Le pavillon aux œufs et aux volaille, reconstruit à Nogent-sur-Marne, square du Vieux-Paris
En 1960, la décision de transférer le marché des Halles à Rungis condamna cette fois-ci les Halles de Baltard. Ce transfert eut lieu neuf ans plus tard. La démolition des pavillons, un temps repoussée, se déroula finalement en 1973. Un seul pavillon -celui abritant le marché aux œufs et à la volaille- échappa à la démolition. Classé Monument Historique, il fut démonté en 1972 et reconstruit à Nogent-sur-Marne, square du Vieux-Paris, en 1976.
Trois vues du pavillon Baltard, à Nogent-sur-Marne
Sa silhouette émerge des frondaisons lorsqu’on se promène sur les bords de Marne, du côté de Nogent ou de Joinville.
Colonnes et arcades du pavillon Baltard
Protégé par une haute grille, le pavillon Baltard développe son architecture novatrice, basée sur l’emploi de fines colonnes cannelées à chapiteau composite et arcades de fonte. La structure métallique est agrémentée de panneaux de soubassement en mosaïque bleue (en remplacement de la brique initiale), et de baies vitrées, pour la galerie intermédiaire et les grandes arcades.

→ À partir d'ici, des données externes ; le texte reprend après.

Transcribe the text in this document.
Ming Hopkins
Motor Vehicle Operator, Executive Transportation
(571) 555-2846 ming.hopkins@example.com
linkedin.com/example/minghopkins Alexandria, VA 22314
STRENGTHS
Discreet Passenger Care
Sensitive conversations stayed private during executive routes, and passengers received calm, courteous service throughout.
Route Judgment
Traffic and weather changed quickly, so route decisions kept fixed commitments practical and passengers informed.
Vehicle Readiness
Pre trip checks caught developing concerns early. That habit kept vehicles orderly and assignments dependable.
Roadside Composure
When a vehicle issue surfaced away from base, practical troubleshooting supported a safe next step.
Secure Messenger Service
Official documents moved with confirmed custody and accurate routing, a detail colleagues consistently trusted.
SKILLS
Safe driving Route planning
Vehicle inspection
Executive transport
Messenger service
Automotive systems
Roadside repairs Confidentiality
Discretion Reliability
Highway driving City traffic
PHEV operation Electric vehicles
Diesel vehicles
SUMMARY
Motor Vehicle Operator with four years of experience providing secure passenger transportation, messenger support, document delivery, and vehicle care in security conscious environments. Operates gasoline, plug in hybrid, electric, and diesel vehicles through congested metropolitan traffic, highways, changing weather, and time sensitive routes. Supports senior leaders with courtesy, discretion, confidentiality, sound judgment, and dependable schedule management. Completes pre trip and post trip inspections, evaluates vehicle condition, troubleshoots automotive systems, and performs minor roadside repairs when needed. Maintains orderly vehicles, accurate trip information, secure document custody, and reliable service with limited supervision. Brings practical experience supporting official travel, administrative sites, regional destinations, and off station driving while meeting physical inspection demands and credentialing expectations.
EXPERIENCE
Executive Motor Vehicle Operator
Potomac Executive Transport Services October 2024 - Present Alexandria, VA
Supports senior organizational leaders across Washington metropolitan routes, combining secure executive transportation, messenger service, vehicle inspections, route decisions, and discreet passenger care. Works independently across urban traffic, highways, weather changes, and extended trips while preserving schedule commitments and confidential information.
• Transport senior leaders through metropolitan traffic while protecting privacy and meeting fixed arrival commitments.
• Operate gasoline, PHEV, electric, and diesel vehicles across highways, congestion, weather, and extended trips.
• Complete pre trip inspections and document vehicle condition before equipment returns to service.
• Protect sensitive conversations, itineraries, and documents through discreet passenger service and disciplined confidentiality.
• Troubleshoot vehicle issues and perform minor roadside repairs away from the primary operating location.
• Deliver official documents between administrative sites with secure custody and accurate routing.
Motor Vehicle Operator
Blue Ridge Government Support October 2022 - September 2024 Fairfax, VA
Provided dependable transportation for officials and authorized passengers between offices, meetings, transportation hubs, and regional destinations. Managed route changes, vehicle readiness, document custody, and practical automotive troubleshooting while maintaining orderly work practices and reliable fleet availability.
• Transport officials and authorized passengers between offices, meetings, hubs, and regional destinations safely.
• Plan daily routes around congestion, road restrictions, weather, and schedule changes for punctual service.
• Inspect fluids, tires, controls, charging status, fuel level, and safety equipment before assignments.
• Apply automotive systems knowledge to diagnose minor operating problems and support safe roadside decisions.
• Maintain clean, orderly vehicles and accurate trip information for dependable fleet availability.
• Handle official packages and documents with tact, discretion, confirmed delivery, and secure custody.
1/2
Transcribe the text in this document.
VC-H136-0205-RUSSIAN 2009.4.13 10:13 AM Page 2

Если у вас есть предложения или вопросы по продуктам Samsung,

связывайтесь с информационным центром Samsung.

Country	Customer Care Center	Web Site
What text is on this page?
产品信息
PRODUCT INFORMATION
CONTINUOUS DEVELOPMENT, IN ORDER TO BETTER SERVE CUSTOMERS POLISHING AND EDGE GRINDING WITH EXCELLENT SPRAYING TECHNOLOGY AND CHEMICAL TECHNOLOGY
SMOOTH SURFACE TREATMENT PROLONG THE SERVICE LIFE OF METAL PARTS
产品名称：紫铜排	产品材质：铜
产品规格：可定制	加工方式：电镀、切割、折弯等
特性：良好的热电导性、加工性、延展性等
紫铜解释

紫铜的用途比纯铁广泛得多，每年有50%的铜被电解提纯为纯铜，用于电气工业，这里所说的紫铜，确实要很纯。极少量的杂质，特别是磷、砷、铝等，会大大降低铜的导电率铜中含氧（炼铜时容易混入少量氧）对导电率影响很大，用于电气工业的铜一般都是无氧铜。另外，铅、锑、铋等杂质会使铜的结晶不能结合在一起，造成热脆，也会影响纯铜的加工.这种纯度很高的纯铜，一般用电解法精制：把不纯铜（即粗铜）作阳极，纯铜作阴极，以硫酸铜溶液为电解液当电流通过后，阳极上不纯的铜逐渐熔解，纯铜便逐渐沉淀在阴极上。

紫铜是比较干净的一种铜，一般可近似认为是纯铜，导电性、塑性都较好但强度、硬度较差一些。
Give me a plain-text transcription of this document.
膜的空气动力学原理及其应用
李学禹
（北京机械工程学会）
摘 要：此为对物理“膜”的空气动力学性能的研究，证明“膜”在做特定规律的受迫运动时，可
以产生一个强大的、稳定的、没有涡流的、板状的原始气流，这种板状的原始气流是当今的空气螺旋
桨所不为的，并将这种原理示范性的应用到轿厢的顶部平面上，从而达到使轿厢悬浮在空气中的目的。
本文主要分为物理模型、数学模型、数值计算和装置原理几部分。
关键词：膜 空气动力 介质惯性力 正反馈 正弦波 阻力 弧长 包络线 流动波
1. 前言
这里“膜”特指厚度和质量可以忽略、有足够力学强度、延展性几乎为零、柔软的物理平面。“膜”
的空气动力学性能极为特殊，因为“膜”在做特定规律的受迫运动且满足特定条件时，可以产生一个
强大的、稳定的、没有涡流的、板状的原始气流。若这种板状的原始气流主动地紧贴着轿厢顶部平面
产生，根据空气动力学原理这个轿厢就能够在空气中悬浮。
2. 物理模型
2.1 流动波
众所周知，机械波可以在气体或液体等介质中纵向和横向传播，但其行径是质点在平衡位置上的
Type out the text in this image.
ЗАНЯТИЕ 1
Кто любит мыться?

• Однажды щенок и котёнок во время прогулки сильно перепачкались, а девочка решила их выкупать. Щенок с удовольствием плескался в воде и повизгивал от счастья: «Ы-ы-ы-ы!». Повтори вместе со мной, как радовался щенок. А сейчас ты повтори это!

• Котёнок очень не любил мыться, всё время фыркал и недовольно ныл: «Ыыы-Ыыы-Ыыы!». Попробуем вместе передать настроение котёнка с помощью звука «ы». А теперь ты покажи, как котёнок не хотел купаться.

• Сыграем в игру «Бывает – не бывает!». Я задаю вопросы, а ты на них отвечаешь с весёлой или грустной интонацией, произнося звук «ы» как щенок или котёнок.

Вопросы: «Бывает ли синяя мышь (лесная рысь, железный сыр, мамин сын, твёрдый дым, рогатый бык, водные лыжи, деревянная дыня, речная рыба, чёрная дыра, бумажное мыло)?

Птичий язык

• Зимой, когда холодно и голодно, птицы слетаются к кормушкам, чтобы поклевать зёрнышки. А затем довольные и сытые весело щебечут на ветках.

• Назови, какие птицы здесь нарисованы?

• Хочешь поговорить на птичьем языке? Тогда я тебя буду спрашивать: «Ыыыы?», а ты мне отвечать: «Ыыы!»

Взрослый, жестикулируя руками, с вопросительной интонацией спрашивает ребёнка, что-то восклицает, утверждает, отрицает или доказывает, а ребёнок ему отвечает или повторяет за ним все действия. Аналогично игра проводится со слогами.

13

Le forum des Halles de Jean Willerval
D’importants travaux de restructuration du quartier s’engagèrent, avec la perspective de créer en sous-sol la gare ferroviaire de « Châtelet-les-Halles » du réseau express régional (RER) et ses correspondances avec plusieurs gares du métropolitain. Le projet de centre commercial (le « forum ») donna lieu à des vues divergentes ; un premier projet ayant été validé par le Président Giscard d’Estaing, puis rejeté par le maire de Paris Jacques Chirac. Celui-ci choisit, en 1975, Jean Willerval pour l’édification de l’architecture de surface, caractérisée par ses fameux « parapluies ». Le centre commercial fut inauguré en 1979 et le forum, en 1983. En 1986, Louis Arretche procéda à l’aménagement des jardins des Halles de Paris.
L’intérieur de la Canopée des Halles
Plus de 30 ans après son ouverture, le site des Halles dut être restructuré et modernisé en raison de la forte fréquentation des lieux, du vieillissement des structures et des matériaux employés pour la construction du forum, et de l’évolution des normes de sécurité. En juillet 2007, les architectes français Patrick Berger et Jacques Anziutti remportèrent le projet du futur « carreau des Halles » : ils sont les concepteurs de la canopée, qui se dresse désormais devant un vaste quartier piétonnier et un nouveau jardin.